Por Carlos Luis Baron lunes 18 de junio, 2012

La verdad es que los cargos “jalan”, atraen sobremanera. Las posiciones de poder hacen que las personas ocupantes se conviertan en seres muy atractivos de la noche a la mañana; que todos los ultrajes, maltratos y desconsideraciones anteriores que se pudieran haber verificado en torno a las mismas, pasen a ser de repente, elogios, muestras de afecto, y disposición de colaboración inmediata. ¡Cuanta hipocresía!.

Ayer se era, una de las ovejas consideradas más negras dentro de la organización morada, por sus méritos acumulados y posibilidades de alcanzar la primera magistratura del Estado nuestro; de ampliar su espacio político a lo interno del partido, como a nivel de la población en general; y, obviamente, estar en capacidad de desplazar a muchos considerados reyes, entre los que se encuentran los advenedizos, y los expulsados, que luego se les permitió regresar.

Ese temor al gran estratega, hacía que se le viera como el fuerte enemigo a combatir; por lo que, todos los cañones se alinearon contra él, mientras un grupo de fieles seguidores se mantuvo firme a su lado. Hoy, sin embargo, se pretende cambiar aquellas actitudes malsanas por adhesión, consejos y buenos deseos.

Y es porqué, la rueda giró 180 grados. Ayer, Danilo se encontraba en el fondo de la misma. En la actualidad, está en el centro superior: primer mandatario de la nación, contra vientos y mareas de todo tipo; zancadillas soterradas y sofismas a granel.

Muchos, que cuando advirtieron la inminencia, o decisión final de su postulación a la presidencia de la República, trataron de cubrirse, y se inclinaron de inmediato por su proclamación, de seguro intentarán recoger en lo adelante lo que ellos entienden sembraron.

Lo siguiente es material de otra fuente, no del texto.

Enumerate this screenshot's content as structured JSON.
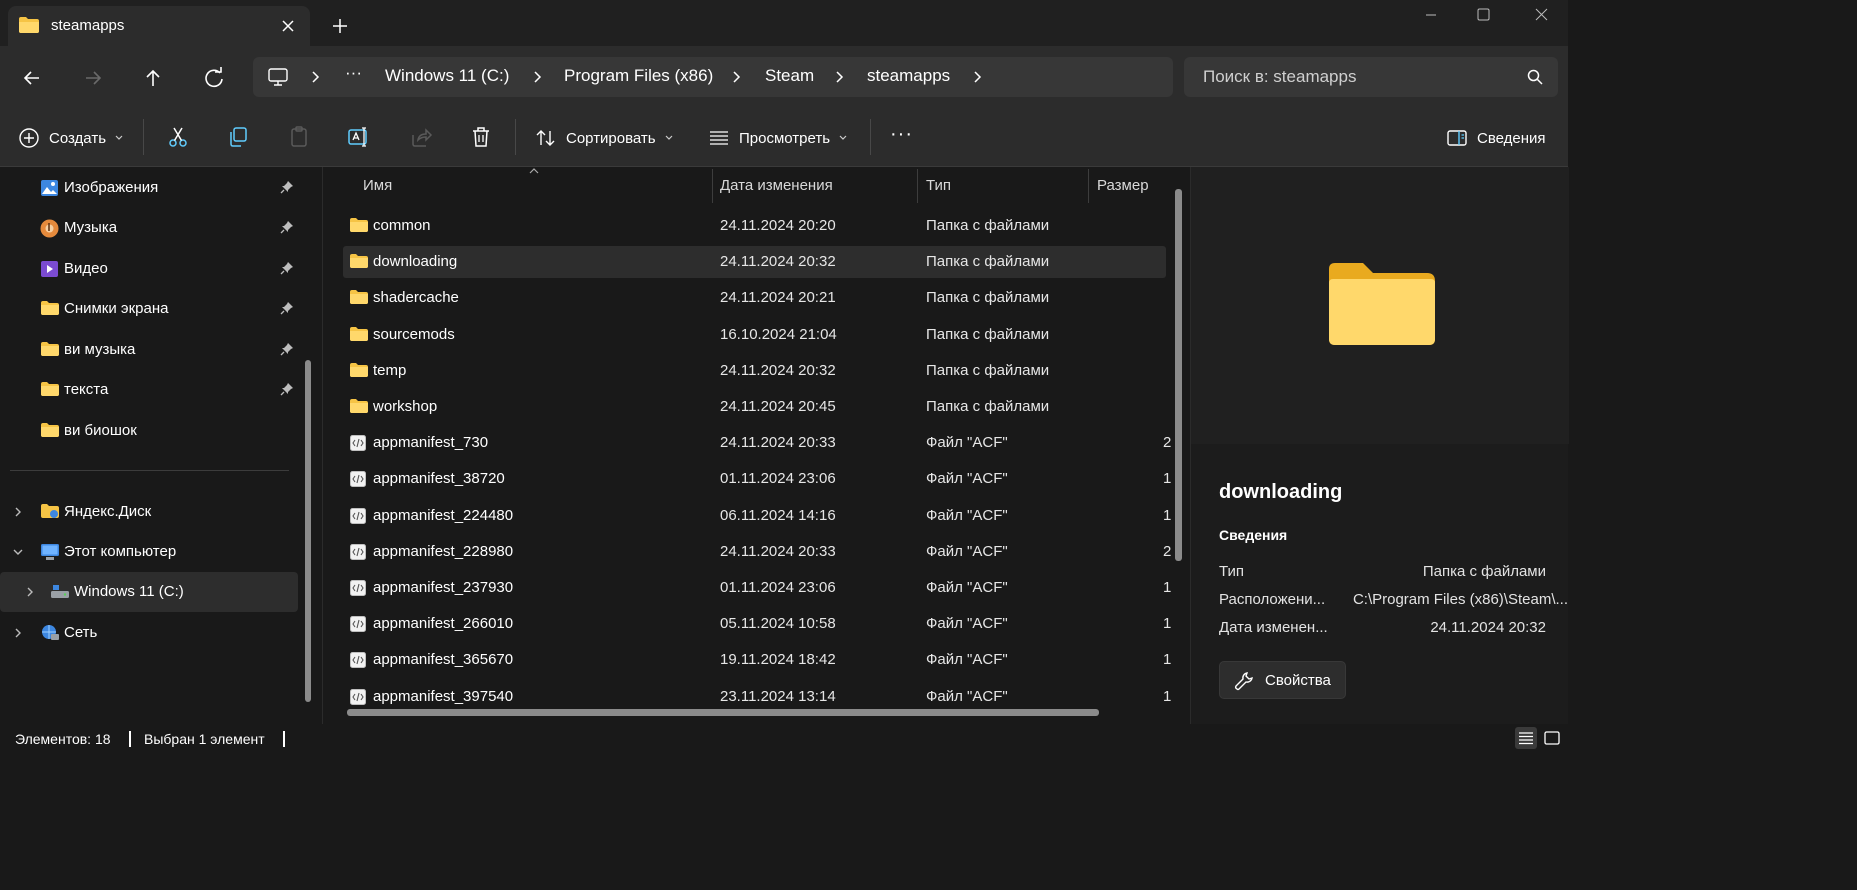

Por eso, y junto a los demás adheridos, han comenzado con el “limpia saquismo”, y la lambonería acostumbrada en este país, actuaciones sobre las cuales el Lic. Danilo Medina, tiene que abrir muy bien los ojos, avistando u observando hacia atrás, para conformar su equipo de gobierno; aquilatando sosegadamente, los que fueron las adhesiones y concursos sinceros de otrora; como, obviando por supuesto, una gran parte de lo que es actualmente, cargado de demagogia e hipocresías, elevadas a la enésima potencia.

¡Ojo al Cristo!, señor presidente electo.